本

『頭の体操BEST』

ホンとの本

『頭の体操BEST』
多湖輝
光文社
\840
2009.8

 私の原点の一つとも言える本。いや、これはいわばベストアルバムという感じで、百問が選りすぐりで集められているものだ。だから、かつて私が読んだシリーズの中からも難問か掲載されている。
 これは小学生時分から親しんでいて、小遣いを貯めては買ったものだった。答えをすぐに見るのは実に残念で、制限時間を過ぎてもしばし考えるという具合にして、一冊を長い間味わった。その答えは子どもの私にも理に適うもので、とてもこんな発想はできない、と舌を巻いたものだった。
 果たして今の私も、同じだろうか。私は勇気をもって、これを借りた。
 知っている問題は、もちろんすぐに分かった。
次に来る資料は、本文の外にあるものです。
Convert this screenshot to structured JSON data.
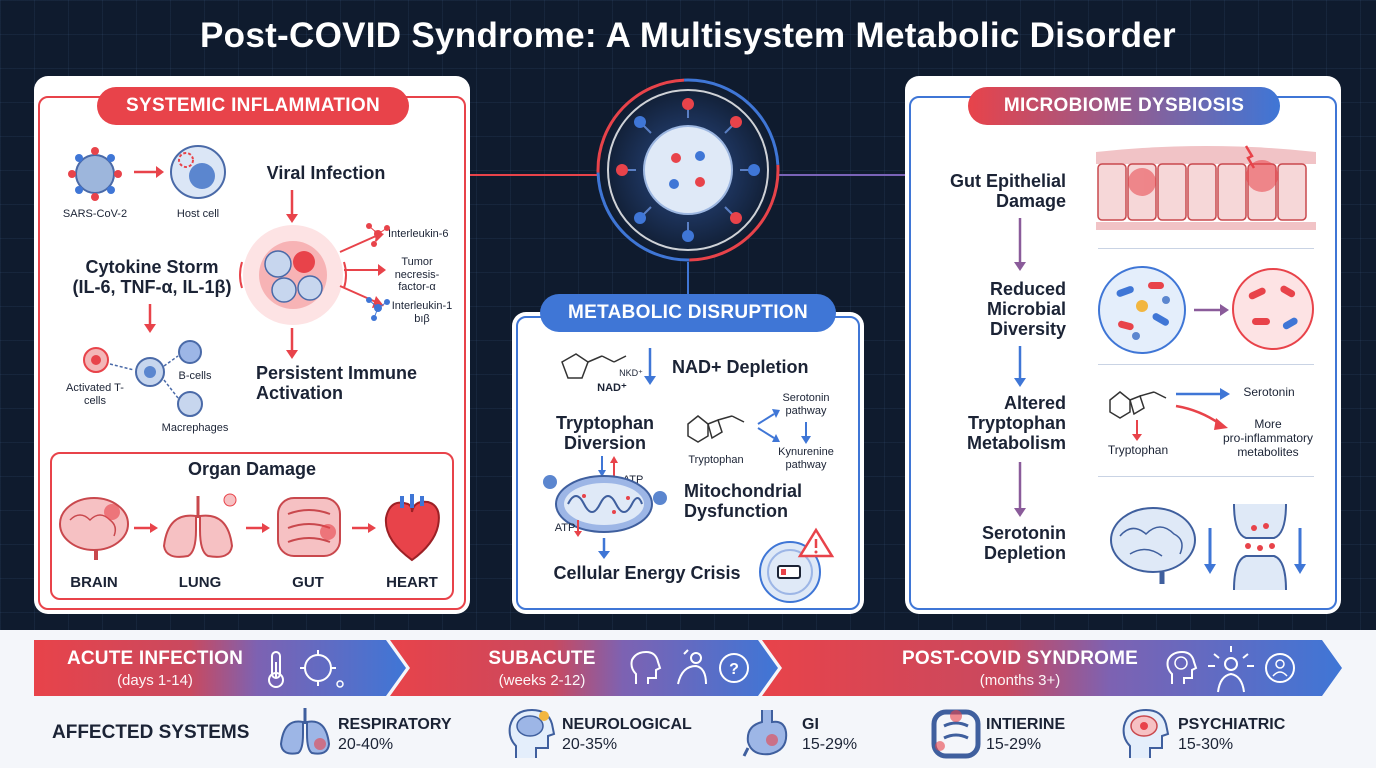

それくらい、幾度も読んで思考を鍛えていたのだ。しかし、シリーズは私が本を買わなくなってからもずっと続いていた。そこから抜粋されると、全く見たことも聞いたこともない問題がこの本から私の目の前に現れてくる。それが、果たして解けるだろうか。
 やってみた。すると、思った以上に、答えが分かった。解答を見て、「やられた」と思うときもあったが、概ね正解に達した。となると、私の頭もまんざら運動不足ではないと言えるだろう。今風の、映像によるクイズなどをテレビで見ると、そう当たらないのが悲しいのだが、多湖輝教授の発想法には、幾分かでも慣れているのかもしれない。そこそこ、読めてくるのだ。
 このような発想、考えてみれば、今の私をつくるのに大いに影響を与えていると言える。別の視点、人と違った考え方というものを志すようにしているのだが、そのためには、逆に考えてみたらとか、大きく捉えてみたらとか、この頭の体操の問題の発想が知らず識らずの間に関わっているような気がしてくる。
 こういう本の取り扱い方ひとつで、その人が現れる。すぐに答えを見るか、意地でも見たくないと思うか。概して、すぐに見ないほうが思考力が育つ。その方をお勧めする。せっかく買ったのだもの。長い時間、ゆっくり楽しまれたらよろしい。そのうち、出題の具合を見破り、どのように考えていけば正解が出るのか、要領が少しずつ分かってくることだろう。